Une délégation du DEM s'était rendue à trois reprises auprès de M. Öcalan, détenu depuis 1999 sur l'île-prison d'Imrali, au large d'Istanbul. Elle en avait ainsi rapporté son message "pour la paix", lu le 27 février à Istanbul.

"La demande de la délégation n'ayant pas reçu de réponse, aucun message n'a été reçu de M. Öcalan pour le Norouz cette année", a annoncé le parti.

Le commandement militaire du PKK, replié dans les montagnes de Qandil, dans le nord de l'Irak, a répondu favorablement à l'appel de son chef historique, se disant prêt à déposer les armes immédiatement.

Il a appelé "Apo" ("oncle", en kurde) à présider en personne le congrès du PKK prononçant sa dissolution.

- Une date et un lieu -

En retour, le président turc Recep Tayyip Erdogan a juré le 1er mars de poursuivre les opérations anti-PKK "si les promesses faites ne sont pas tenues".

Aucune précision logistique n'a été apportée jusqu'ici sur la faisabilité d'un tel congrès du PKK, ni sur un éventuel déplacement de M. Öcalan, 75 ans.

Jeudi, le principal allié de M. Erdogan, le nationaliste Devlet Bahçeli, a proposé la date du 4 mai à Malazgirt, près du lac de Van, dans l'extrême est du pays.

"L'organisation terroriste séparatiste PKK doit immédiatement convoquer son congrès et décider de se dissoudre, de déposer ses armes et les rendre à la République afin d'éviter que l'appel d'Imrali du 27 février ne soit retardé (et) gâché", a déclaré Devlet Bahçeli, qui fut l'initiateur inattendu de ce rapprochement.

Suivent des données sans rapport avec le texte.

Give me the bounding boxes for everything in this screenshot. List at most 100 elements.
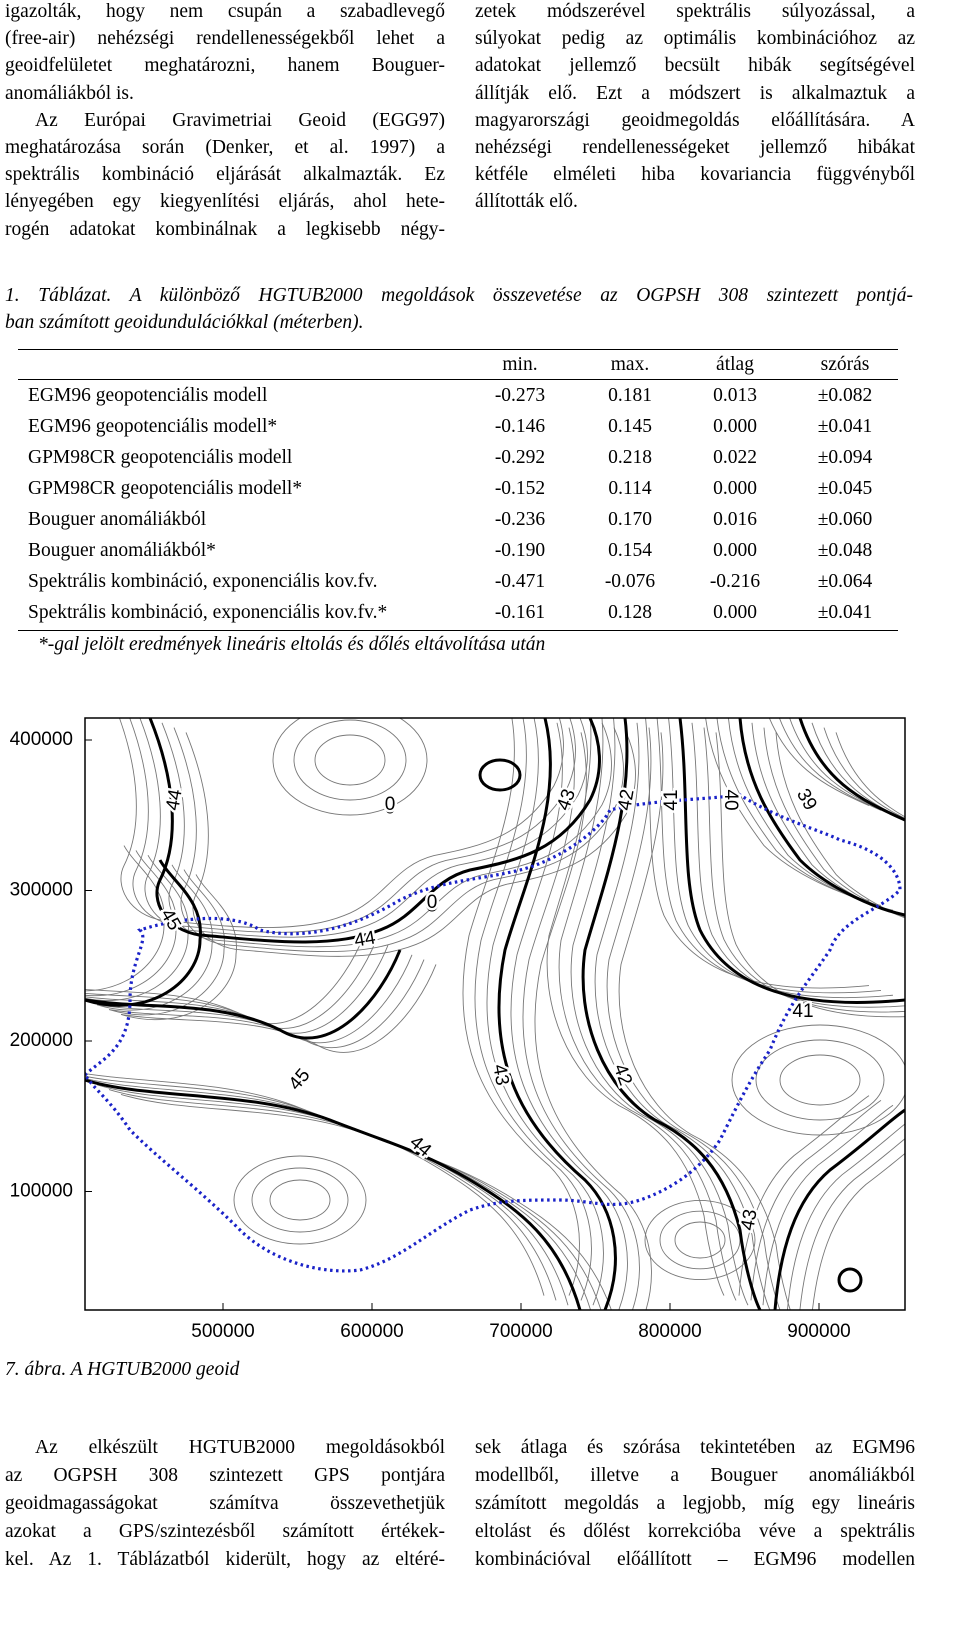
text-line: lényegében egy kiegyenlítési eljárás, ah…: [5, 191, 445, 213]
table-cell: -0.161: [494, 602, 546, 623]
table-cell: 0.218: [608, 447, 652, 468]
table-cell: ±0.094: [817, 447, 873, 468]
thin-contour: [534, 732, 652, 1310]
y-tick-label: 400000: [10, 729, 73, 750]
text-line: számított megoldás a legjobb, míg egy li…: [475, 1493, 915, 1514]
table-cell: ±0.048: [817, 540, 873, 561]
table-cell: 0.000: [713, 478, 757, 499]
table-cell: 0.016: [713, 509, 757, 530]
contour-label: 42: [609, 1061, 636, 1088]
thin-contour: [799, 1138, 905, 1310]
thin-contour: [522, 727, 640, 1310]
text-line: kombinációval előállított – EGM96 modell…: [475, 1549, 915, 1570]
thick-contour: [425, 894, 439, 912]
text-line: súlyokat pedig az optimális kombinációho…: [475, 28, 915, 50]
figure-caption: 7. ábra. A HGTUB2000 geoid: [5, 1359, 240, 1380]
table-cell: 0.000: [713, 602, 757, 623]
thick-contour: [85, 1078, 582, 1310]
thick-contour: [678, 718, 905, 1004]
text-line: eltolást és dőlést korrekcióba véve a sp…: [475, 1521, 915, 1542]
table-cell: 0.000: [713, 416, 757, 437]
thin-contour: [644, 1199, 756, 1281]
table-cell: Bouguer anomáliákból: [28, 509, 207, 530]
table-rule: [18, 349, 898, 350]
thin-contour: [269, 1179, 331, 1221]
contour-label: 44: [162, 787, 186, 812]
thin-contour: [656, 718, 882, 994]
text-line: modellből, illetve a Bouguer anomáliákbó…: [475, 1465, 915, 1486]
text-line: (free-air) nehézségi rendellenességekből…: [5, 28, 445, 50]
contour-label: 44: [353, 927, 378, 951]
thick-contour: [384, 796, 396, 814]
text-line: az OGPSH 308 szintezett GPS pontjára: [5, 1465, 445, 1486]
thin-contour: [645, 718, 870, 989]
thin-contour: [762, 1104, 894, 1306]
thick-contour: [798, 718, 905, 822]
text-line: adatokat jellemző becsült hibák segítség…: [475, 55, 915, 77]
table-cell: 0.181: [608, 385, 652, 406]
thin-contour: [85, 1077, 569, 1306]
contour-label: 42: [614, 788, 638, 812]
thin-contour: [738, 1095, 870, 1296]
thin-contour: [108, 1089, 602, 1310]
thin-contour: [108, 869, 425, 1048]
table-cell: -0.471: [494, 571, 546, 592]
thick-contour: [148, 718, 601, 944]
thin-contour: [314, 734, 386, 786]
x-tick-label: 700000: [489, 1321, 552, 1342]
table-cell: -0.190: [494, 540, 546, 561]
table-header: szórás: [820, 354, 870, 375]
table-cell: Spektrális kombináció, exponenciális kov…: [28, 602, 388, 623]
thin-contour: [750, 1100, 882, 1301]
table-cell: -0.152: [494, 478, 546, 499]
contour-label: 0: [385, 794, 396, 815]
table-cell: EGM96 geopotenciális modell*: [28, 416, 278, 437]
table-cell: Spektrális kombináció, exponenciális kov…: [28, 571, 378, 592]
thin-contour: [731, 1024, 905, 1136]
thin-contour: [462, 718, 580, 1296]
thick-contour: [497, 718, 617, 1310]
thin-contour: [293, 719, 407, 801]
text-line: igazolták, hogy nem csupán a szabadleveg…: [5, 1, 445, 22]
contour-label: 40: [720, 789, 741, 810]
contour-label: 0: [427, 892, 438, 913]
text-line: zetek módszerével spektrális súlyozással…: [475, 1, 915, 22]
thin-contour: [185, 732, 636, 957]
text-line: meghatározása során (Denker, et al. 1997…: [5, 137, 445, 158]
thin-contour: [715, 732, 905, 1018]
thin-contour: [618, 732, 791, 1310]
thin-contour: [787, 1123, 905, 1310]
text-line: azokat a GPS/szintezésből számított érté…: [5, 1521, 445, 1542]
thin-contour: [674, 1221, 726, 1259]
thin-contour: [120, 874, 437, 1053]
table-cell: -0.146: [494, 416, 546, 437]
thick-contour: [581, 718, 762, 1310]
text-line: magyarországi geoidmegoldás előállításár…: [475, 109, 915, 131]
text-line: anomáliákból is.: [5, 82, 134, 104]
table-cell: ±0.060: [817, 509, 873, 530]
thin-contour: [272, 718, 428, 816]
text-line: állították elő.: [475, 191, 578, 213]
table-cell: EGM96 geopotenciális modell: [28, 385, 268, 406]
thin-contour: [233, 1155, 367, 1245]
table-cell: -0.292: [494, 447, 546, 468]
map-frame: [84, 717, 906, 1311]
contour-label: 45: [285, 1065, 315, 1095]
text-line: geoidmagasságokat számítva összevethetjü…: [5, 1493, 445, 1514]
thin-contour: [173, 727, 624, 952]
text-line: kel. Az 1. Táblázatból kiderült, hogy az…: [5, 1549, 445, 1570]
table-cell: 0.000: [713, 540, 757, 561]
thin-contour: [120, 1093, 612, 1310]
contour-label: 43: [553, 786, 580, 813]
thin-contour: [474, 718, 592, 1301]
table-caption: 1. Táblázat. A különböző HGTUB2000 megol…: [5, 285, 913, 306]
thin-contour: [823, 727, 905, 819]
contour-label: 41: [792, 1001, 813, 1022]
contour-label: 43: [488, 1063, 512, 1087]
text-line: Az elkészült HGTUB2000 megoldásokból: [35, 1437, 445, 1458]
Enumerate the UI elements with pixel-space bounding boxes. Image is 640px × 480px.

Depuis l'appel de M. Öcalan, les bombardements ont régulièrement frappé des positions kurdes, a dénoncé la semaine dernière l'un des dirigeants du PKK, Cemil Bayik, sur une chaîne de télévision kurde.

"Tenir un congrès dans ces conditions est impossible et dangereux", ajoutait-il.

En outre, un autre front préoccupe les autorités turques dans le nord-est de la Syrie. Ankara demande à Damas d'expulser les combattants du PKK présents au sein des Forces démocratiques syriennes (FDS).

L'accord récent entre les nouvelles autorités syriennes, proches d'Ankara, et les FDS, dominées par les Kurdes, va "servir la paix", a salué M. Erdogan.

Mais l'arrestation de M. Imamoglu pour "corruption" et "terrorisme", après la destitution de 10 maires DEM du pays depuis l'an passé, risque d'entraver les efforts de collaboration entre le gouvernement et l'opposition, note Hamish Kinnear, analyste risques au cabinet d'intelligence économique Verisk Maplecroft.

"Pour l'instant, ils (le PKK) n'ont aucune motivation, compte tenu du chaos qui règne en Turquie. Si les choses se déroulent mieux en Syrie, cela pourrait leur ouvrir une porte", estime également Gönül Tol, du Middle East Institute à Washington.

Les informations ci-dessus de l'AFP n'engagent pas la responsabilité de l'Institut kurde de Paris.